Yapmayın etmeyin. Sapla samanı birbirine karıştırmayın. Bir sitede ulusal yasalara aykırı bir içerik barındırılıyorsa, bununla başetmenin yolu tüm siteyi erişilmez kılmakla olamaz. Yasalara aykırı içeriğin olduğu sayfaya erişimi engellersiniz, olur biter. Birincisinin adı sansürdür, ikincisininki yasal yaptırım. Birincisi anayasamıza aykırıdır, ikincisi evrensel hukuka uygun bir yöntemdir.
21. yüzyıla AKP’nin kafasıyla devam edecek olursak, Bilgi Çağı’nda bize düşecek rol olsa olsa kendi cenaze namazını kıldıran imam rolü olur.
İstanbul’a Binbir Gece düğün mekanı
Açılışı merakla beklenen Four Seasons Bosphorous’ı, açılışına 10 gün kala gezme fırsatı buldum.
Four Seasons Bosphorous, dünyanın dört bir yanındaki prestijli diğer Four Seasons otelleri gibi dışarıdan mütevazı bir otel. Görkemini ve şıklığını lobisinden içeri adımınızı atar atmaz yaşamaya başlıyorsunuz.
Ancak bu gözlemim, ön bahçeye girer girmez yerle bir oluyor. Four Seasons Bosphorous’un bugüne kadar gördüğüm diğer Four Seasons’lardan en büyük farkı, içerideki etkileyici atmosferi, bahçesine de taşımış olması. Cadde tarafındaki otel girişinde her zamanki mütevazılığını elden bırakmayan Four Seasons, Boğaz kıyısındaki bahçesinde insanı hemen etkisi altına alan muhteşem bir atmosfer yaratmış. Deniz kenarındaki bahçede yaratılan bu atmosfer şatafattan uzak.

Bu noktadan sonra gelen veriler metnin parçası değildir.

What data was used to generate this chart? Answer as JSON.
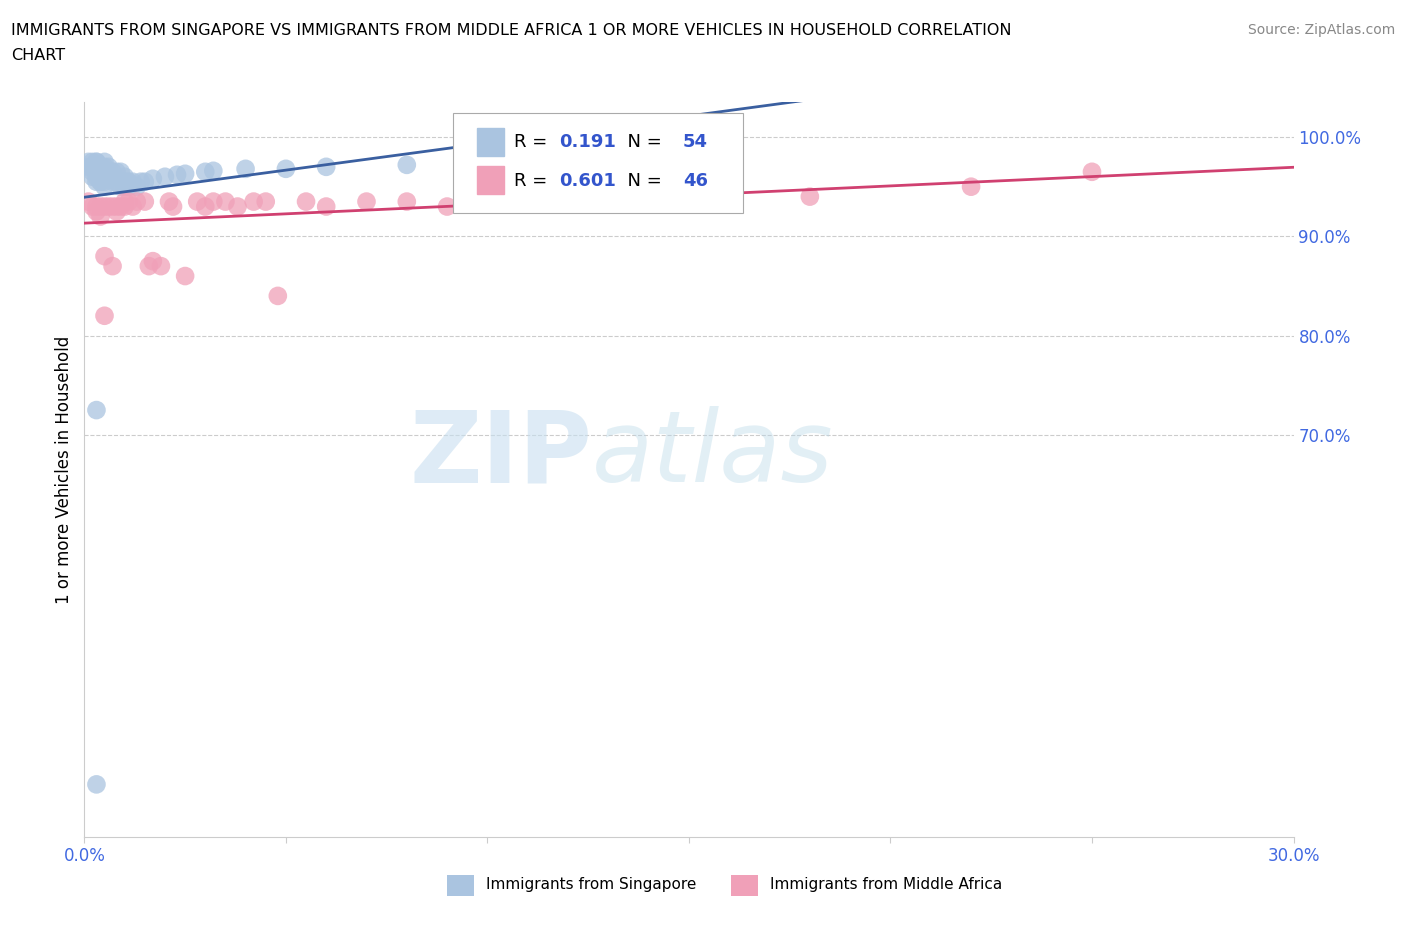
{
  "title_line1": "IMMIGRANTS FROM SINGAPORE VS IMMIGRANTS FROM MIDDLE AFRICA 1 OR MORE VEHICLES IN HOUSEHOLD CORRELATION",
  "title_line2": "CHART",
  "source": "Source: ZipAtlas.com",
  "ylabel": "1 or more Vehicles in Household",
  "xlim": [
    0.0,
    0.3
  ],
  "ylim": [
    0.295,
    1.035
  ],
  "xticks": [
    0.0,
    0.05,
    0.1,
    0.15,
    0.2,
    0.25,
    0.3
  ],
  "xticklabels": [
    "0.0%",
    "",
    "",
    "",
    "",
    "",
    "30.0%"
  ],
  "ytick_positions": [
    0.7,
    0.8,
    0.9,
    1.0
  ],
  "ytick_labels": [
    "70.0%",
    "80.0%",
    "90.0%",
    "100.0%"
  ],
  "singapore_color": "#aac4e0",
  "middle_africa_color": "#f0a0b8",
  "singapore_line_color": "#3a5fa0",
  "middle_africa_line_color": "#d04070",
  "R_singapore": 0.191,
  "N_singapore": 54,
  "R_middle_africa": 0.601,
  "N_middle_africa": 46,
  "legend_label_1": "Immigrants from Singapore",
  "legend_label_2": "Immigrants from Middle Africa",
  "watermark_zip": "ZIP",
  "watermark_atlas": "atlas",
  "background_color": "#ffffff",
  "grid_color": "#cccccc",
  "axis_color": "#cccccc",
  "tick_color": "#4169e1",
  "singapore_x": [
    0.001,
    0.001,
    0.002,
    0.002,
    0.002,
    0.002,
    0.003,
    0.003,
    0.003,
    0.003,
    0.003,
    0.003,
    0.004,
    0.004,
    0.004,
    0.004,
    0.004,
    0.005,
    0.005,
    0.005,
    0.005,
    0.005,
    0.005,
    0.006,
    0.006,
    0.007,
    0.007,
    0.007,
    0.008,
    0.008,
    0.009,
    0.009,
    0.01,
    0.01,
    0.01,
    0.011,
    0.011,
    0.012,
    0.013,
    0.014,
    0.015,
    0.017,
    0.02,
    0.023,
    0.025,
    0.03,
    0.032,
    0.04,
    0.05,
    0.06,
    0.08,
    0.095,
    0.003,
    0.003
  ],
  "singapore_y": [
    0.975,
    0.97,
    0.97,
    0.965,
    0.96,
    0.975,
    0.975,
    0.97,
    0.965,
    0.96,
    0.955,
    0.975,
    0.96,
    0.955,
    0.955,
    0.97,
    0.97,
    0.96,
    0.955,
    0.95,
    0.97,
    0.965,
    0.975,
    0.96,
    0.97,
    0.96,
    0.965,
    0.955,
    0.955,
    0.965,
    0.965,
    0.95,
    0.95,
    0.955,
    0.96,
    0.955,
    0.95,
    0.955,
    0.95,
    0.955,
    0.955,
    0.958,
    0.96,
    0.962,
    0.963,
    0.965,
    0.966,
    0.968,
    0.968,
    0.97,
    0.972,
    0.97,
    0.725,
    0.348
  ],
  "middle_africa_x": [
    0.001,
    0.002,
    0.003,
    0.003,
    0.004,
    0.004,
    0.005,
    0.005,
    0.006,
    0.007,
    0.008,
    0.008,
    0.009,
    0.01,
    0.01,
    0.011,
    0.012,
    0.013,
    0.015,
    0.016,
    0.017,
    0.019,
    0.021,
    0.022,
    0.025,
    0.028,
    0.03,
    0.032,
    0.035,
    0.038,
    0.042,
    0.045,
    0.048,
    0.055,
    0.06,
    0.07,
    0.08,
    0.09,
    0.1,
    0.12,
    0.15,
    0.18,
    0.22,
    0.25,
    0.005,
    0.007
  ],
  "middle_africa_y": [
    0.935,
    0.93,
    0.925,
    0.93,
    0.93,
    0.92,
    0.93,
    0.88,
    0.93,
    0.93,
    0.925,
    0.93,
    0.93,
    0.93,
    0.935,
    0.935,
    0.93,
    0.935,
    0.935,
    0.87,
    0.875,
    0.87,
    0.935,
    0.93,
    0.86,
    0.935,
    0.93,
    0.935,
    0.935,
    0.93,
    0.935,
    0.935,
    0.84,
    0.935,
    0.93,
    0.935,
    0.935,
    0.93,
    0.94,
    0.95,
    0.935,
    0.94,
    0.95,
    0.965,
    0.82,
    0.87
  ],
  "sg_trend": [
    0.935,
    0.973
  ],
  "ma_trend": [
    0.895,
    0.975
  ]
}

Boğaziçi’nin serinletici manzarasına bakan ferah bir atmosfer hakim dev bahçeye. Bahçedeki sade şıklık, Arap turistlere hitap etme kaygısı sezdiğim iç mekanlardaki kitch’e kaçmaya ramak kalmış şatafatla tezat oluşturuyor.

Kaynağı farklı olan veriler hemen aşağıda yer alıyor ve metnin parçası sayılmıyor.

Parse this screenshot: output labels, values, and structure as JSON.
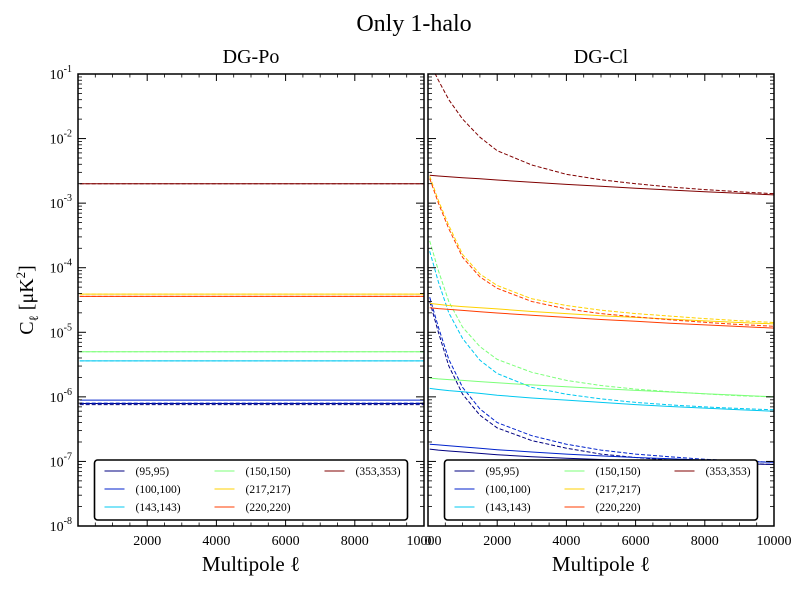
{
  "figure": {
    "suptitle": "Only 1-halo"
  },
  "chart_data": [
    {
      "type": "line",
      "title": "DG-Po",
      "xlabel": "Multipole ℓ",
      "ylabel": "C",
      "ylabel_sub": "ℓ",
      "ylabel_unit_pre": " [μK",
      "ylabel_unit_sup": "2",
      "ylabel_unit_post": "]",
      "xlim": [
        0,
        10000
      ],
      "ylim": [
        1e-08,
        0.1
      ],
      "yscale": "log",
      "x_ticks": [
        2000,
        4000,
        6000,
        8000,
        10000
      ],
      "y_ticks": [
        -8,
        -7,
        -6,
        -5,
        -4,
        -3,
        -2,
        -1
      ],
      "legend_location": "lower center",
      "series": [
        {
          "name": "(95,95)",
          "color": "#000080",
          "x": [
            50,
            10000
          ],
          "solid": [
            7.9e-07,
            7.9e-07
          ],
          "dashed": [
            7.6e-07,
            7.6e-07
          ]
        },
        {
          "name": "(100,100)",
          "color": "#0022cc",
          "x": [
            50,
            10000
          ],
          "solid": [
            8.9e-07,
            8.9e-07
          ],
          "dashed": [
            8e-07,
            8e-07
          ]
        },
        {
          "name": "(143,143)",
          "color": "#00c8f0",
          "x": [
            50,
            10000
          ],
          "solid": [
            3.6e-06,
            3.6e-06
          ],
          "dashed": [
            3.6e-06,
            3.6e-06
          ]
        },
        {
          "name": "(150,150)",
          "color": "#7cff79",
          "x": [
            50,
            10000
          ],
          "solid": [
            5e-06,
            5e-06
          ],
          "dashed": [
            5e-06,
            5e-06
          ]
        },
        {
          "name": "(217,217)",
          "color": "#ffd200",
          "x": [
            50,
            10000
          ],
          "solid": [
            3.9e-05,
            3.9e-05
          ],
          "dashed": [
            3.9e-05,
            3.9e-05
          ]
        },
        {
          "name": "(220,220)",
          "color": "#ff3c00",
          "x": [
            50,
            10000
          ],
          "solid": [
            3.6e-05,
            3.6e-05
          ],
          "dashed": [
            3.6e-05,
            3.6e-05
          ]
        },
        {
          "name": "(353,353)",
          "color": "#800000",
          "x": [
            50,
            10000
          ],
          "solid": [
            0.002,
            0.002
          ],
          "dashed": [
            0.002,
            0.002
          ]
        }
      ]
    },
    {
      "type": "line",
      "title": "DG-Cl",
      "xlabel": "Multipole ℓ",
      "xlim": [
        0,
        10000
      ],
      "ylim": [
        1e-08,
        0.1
      ],
      "yscale": "log",
      "x_ticks": [
        0,
        2000,
        4000,
        6000,
        8000,
        10000
      ],
      "legend_location": "lower center",
      "series": [
        {
          "name": "(95,95)",
          "color": "#000080",
          "x": [
            50,
            300,
            600,
            1000,
            1500,
            2000,
            3000,
            4000,
            5000,
            6000,
            7000,
            8000,
            9000,
            10000
          ],
          "solid": [
            1.55e-07,
            1.5e-07,
            1.45e-07,
            1.4e-07,
            1.33e-07,
            1.27e-07,
            1.18e-07,
            1.12e-07,
            1.07e-07,
            1.02e-07,
            9.8e-08,
            9.5e-08,
            9.2e-08,
            9e-08
          ],
          "dashed": [
            3e-05,
            1e-05,
            3e-06,
            1.1e-06,
            5.2e-07,
            3.3e-07,
            2.1e-07,
            1.6e-07,
            1.3e-07,
            1.15e-07,
            1.05e-07,
            9.8e-08,
            9.3e-08,
            9e-08
          ]
        },
        {
          "name": "(100,100)",
          "color": "#0022cc",
          "x": [
            50,
            300,
            600,
            1000,
            1500,
            2000,
            3000,
            4000,
            5000,
            6000,
            7000,
            8000,
            9000,
            10000
          ],
          "solid": [
            1.85e-07,
            1.8e-07,
            1.75e-07,
            1.68e-07,
            1.6e-07,
            1.52e-07,
            1.4e-07,
            1.3e-07,
            1.22e-07,
            1.15e-07,
            1.1e-07,
            1.05e-07,
            1e-07,
            9.7e-08
          ],
          "dashed": [
            3.5e-05,
            1.2e-05,
            3.8e-06,
            1.4e-06,
            6.5e-07,
            4e-07,
            2.5e-07,
            1.85e-07,
            1.5e-07,
            1.3e-07,
            1.18e-07,
            1.08e-07,
            1.02e-07,
            9.7e-08
          ]
        },
        {
          "name": "(143,143)",
          "color": "#00c8f0",
          "x": [
            50,
            300,
            600,
            1000,
            1500,
            2000,
            3000,
            4000,
            5000,
            6000,
            7000,
            8000,
            9000,
            10000
          ],
          "solid": [
            1.35e-06,
            1.3e-06,
            1.25e-06,
            1.2e-06,
            1.13e-06,
            1.06e-06,
            9.6e-07,
            8.9e-07,
            8.2e-07,
            7.6e-07,
            7.1e-07,
            6.7e-07,
            6.3e-07,
            6e-07
          ],
          "dashed": [
            0.00018,
            6e-05,
            2e-05,
            8e-06,
            3.7e-06,
            2.3e-06,
            1.4e-06,
            1.1e-06,
            9.3e-07,
            8.2e-07,
            7.5e-07,
            7e-07,
            6.6e-07,
            6.3e-07
          ]
        },
        {
          "name": "(150,150)",
          "color": "#7cff79",
          "x": [
            50,
            300,
            600,
            1000,
            1500,
            2000,
            3000,
            4000,
            5000,
            6000,
            7000,
            8000,
            9000,
            10000
          ],
          "solid": [
            1.95e-06,
            1.9e-06,
            1.85e-06,
            1.8e-06,
            1.72e-06,
            1.65e-06,
            1.53e-06,
            1.43e-06,
            1.34e-06,
            1.26e-06,
            1.19e-06,
            1.12e-06,
            1.06e-06,
            1e-06
          ],
          "dashed": [
            0.00026,
            9e-05,
            3e-05,
            1.2e-05,
            6e-06,
            3.8e-06,
            2.4e-06,
            1.8e-06,
            1.5e-06,
            1.32e-06,
            1.2e-06,
            1.11e-06,
            1.04e-06,
            1e-06
          ]
        },
        {
          "name": "(217,217)",
          "color": "#ffd200",
          "x": [
            50,
            300,
            600,
            1000,
            1500,
            2000,
            3000,
            4000,
            5000,
            6000,
            7000,
            8000,
            9000,
            10000
          ],
          "solid": [
            2.8e-05,
            2.7e-05,
            2.6e-05,
            2.5e-05,
            2.4e-05,
            2.3e-05,
            2.1e-05,
            1.95e-05,
            1.8e-05,
            1.7e-05,
            1.6e-05,
            1.5e-05,
            1.42e-05,
            1.35e-05
          ],
          "dashed": [
            0.0026,
            0.0011,
            0.00045,
            0.00016,
            8e-05,
            5.3e-05,
            3.3e-05,
            2.6e-05,
            2.2e-05,
            1.95e-05,
            1.78e-05,
            1.63e-05,
            1.51e-05,
            1.42e-05
          ]
        },
        {
          "name": "(220,220)",
          "color": "#ff3c00",
          "x": [
            50,
            300,
            600,
            1000,
            1500,
            2000,
            3000,
            4000,
            5000,
            6000,
            7000,
            8000,
            9000,
            10000
          ],
          "solid": [
            2.4e-05,
            2.33e-05,
            2.26e-05,
            2.18e-05,
            2.08e-05,
            1.99e-05,
            1.83e-05,
            1.7e-05,
            1.58e-05,
            1.48e-05,
            1.38e-05,
            1.3e-05,
            1.23e-05,
            1.16e-05
          ],
          "dashed": [
            0.0024,
            0.001,
            0.0004,
            0.000145,
            7.2e-05,
            4.8e-05,
            3e-05,
            2.3e-05,
            1.95e-05,
            1.73e-05,
            1.56e-05,
            1.43e-05,
            1.32e-05,
            1.24e-05
          ]
        },
        {
          "name": "(353,353)",
          "color": "#800000",
          "x": [
            50,
            300,
            600,
            1000,
            1500,
            2000,
            3000,
            4000,
            5000,
            6000,
            7000,
            8000,
            9000,
            10000
          ],
          "solid": [
            0.0027,
            0.00263,
            0.00257,
            0.00248,
            0.00238,
            0.00228,
            0.0021,
            0.00195,
            0.00182,
            0.0017,
            0.0016,
            0.0015,
            0.00142,
            0.00134
          ],
          "dashed": [
            0.15,
            0.08,
            0.04,
            0.02,
            0.0105,
            0.0065,
            0.0039,
            0.0028,
            0.0023,
            0.002,
            0.00178,
            0.00162,
            0.0015,
            0.0014
          ]
        }
      ]
    }
  ]
}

Four Seasons Sultanahmet’i dünyanın en iyi 10 oteli arasına sokan Marcos Bekhit ve ekibinin Four Seasons Bosphorous’ı da aynı prestijli konuma taşıyacağı şüphesiz. Beşiktaş’taki otelin, Sultanahmet’teki otelin prestijinden beslenebilmesi için bazı yaratıcı uygulamalar düşünülmüş. Örneğin Four Seasons Sultanahmet’te konaklayan misafirler, istedikleri anda kara ve deniz yoluyla 20 dakika içinde Beşiktaş’taki yeni otelin Boğaz esintili bahçesine geçip yemek yiyebilecekler, bar keyfi yapabilecekler.
Four Seasons Bosphorous İstanbullular için de yeni heyecanlar vadediyor. Dev bahçenin düğün, nişan, gala gecesi gibi davetlere ayrılan mini dev alanının bu yazdan itibaren İstanbul’un en popüler yaz partisi mekanı olacağını söylemek için kahin olmaya gerek yok. Sosyetenin, düğünlerini burada yapmak için otelin açılacağı 12 Haziran’dan itibaren birbirini yemeye başlayacağına bahse girerim.